Everyone has the right to an education. An education is crucial to
break the cycle of poverty. It is a catalyst for progress in virtually every
area of human development.

yet

  • in many poor
    countries, parents must pay for school.
  • forced to
    choose, poor families tend to pick sons before daughters
  • over 80
    million children, mostly girls, are not in school.
  • the average
    16-year-old girl in Africa has received
    less than three years of schooling.
  • two million
    more teachers are needed to ensure public education for
    all.

Let's open classrooms for all children.

HEALTH

health

Health care is a human
right.
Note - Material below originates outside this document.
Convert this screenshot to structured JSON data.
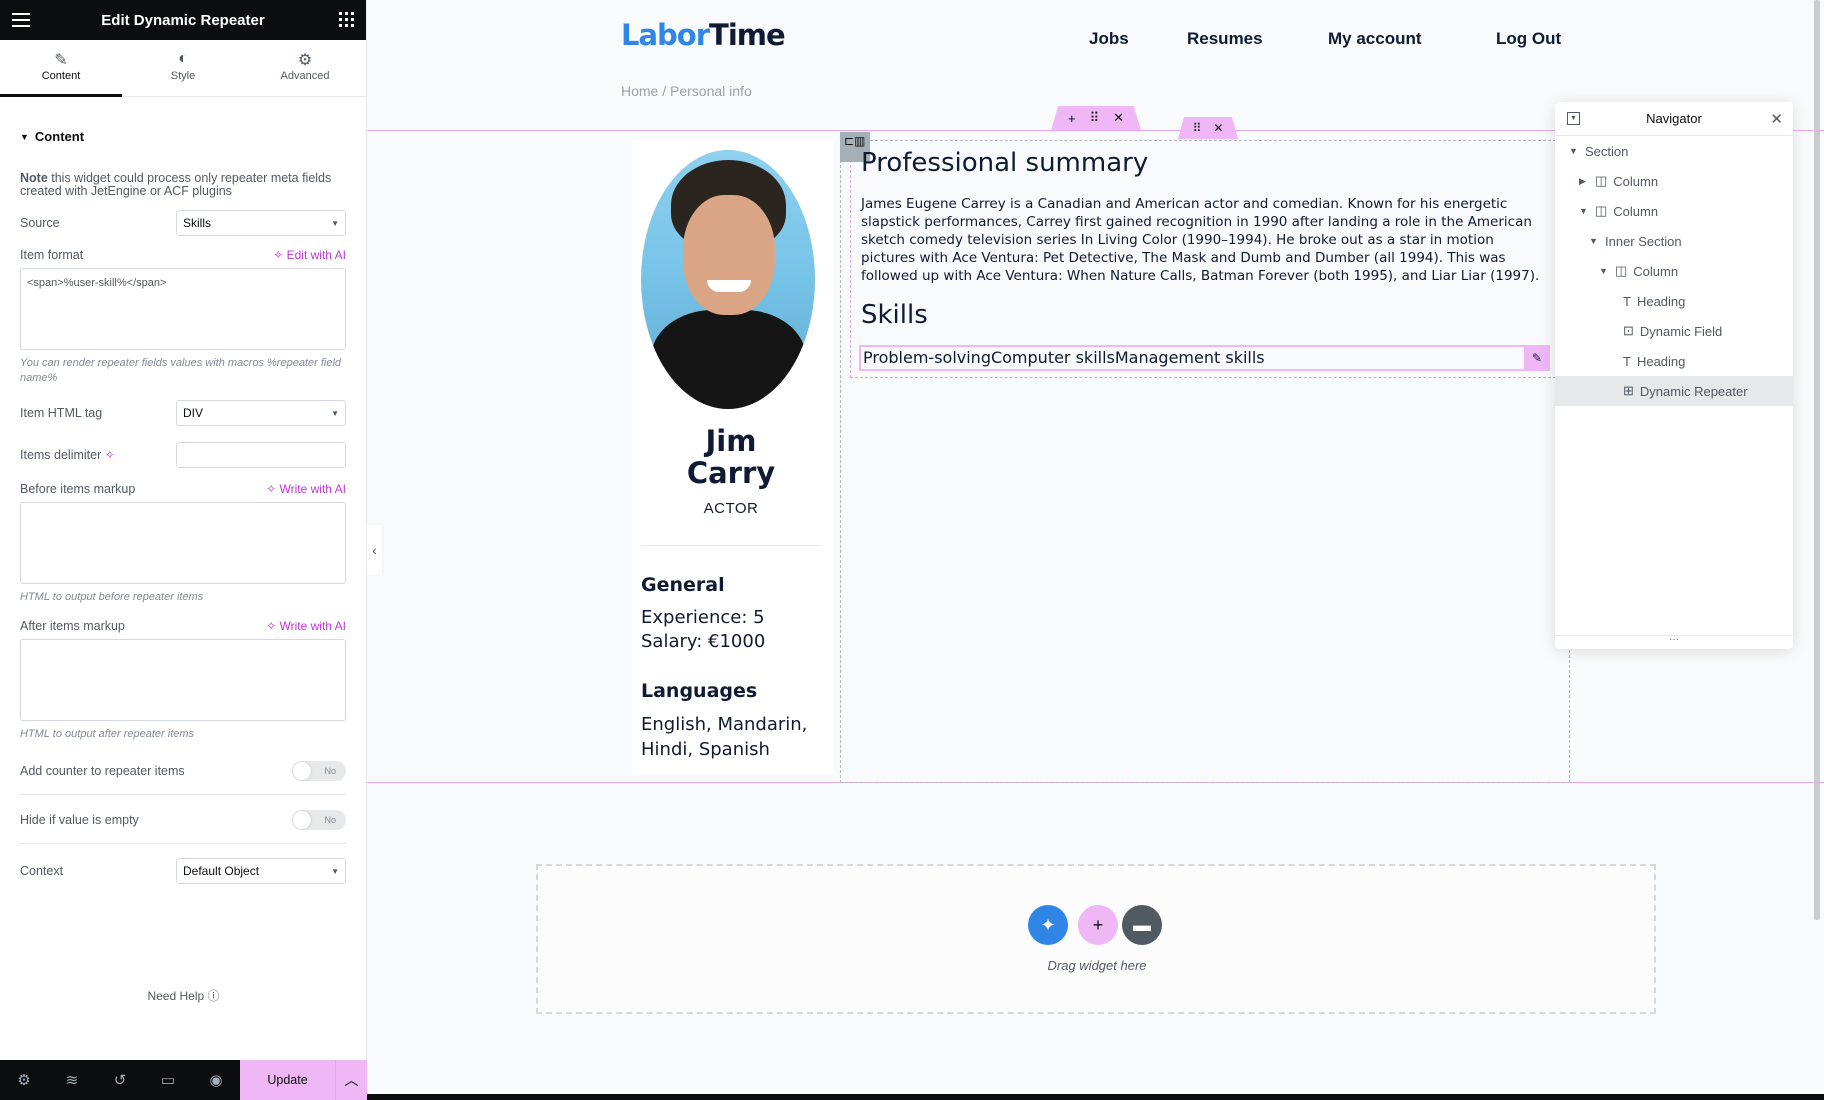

Good health begins with adequate care during pregnancy and childbirth.
And we all need access to a doctor or nurse when we get sick.

yet

  • in the
    poorest countries, only half of women giving birth get help from a trained
    health care worker.
  • each day
    1,400 women die needlessly in pregnancy and childbirth.
  • poor
    countries need over four million more health care workers
  • Aboriginal
    people have more health problems and live shorter lives than Canadians as
    a whole.

Let's open the door to quality health care for all.

sanitation

SANITATION

Sanitation -- flushing toilets, or other forms of sewage treatment --
is essential to our health and well-being. The British Medical Journal
calls public sanitation the biggest health advance in the past 100 years.


yet

    • almost
      half the world has no access to proper sanitation.
    • millions
      of children in the global South miss school due to water-related
      illnesses.
    • dirty
      water kills over three million people a year.
    • millions
      of girls do not attend school because there aren't suitable sanitation
      facilities.

Let's open decent sanitation facilities for all.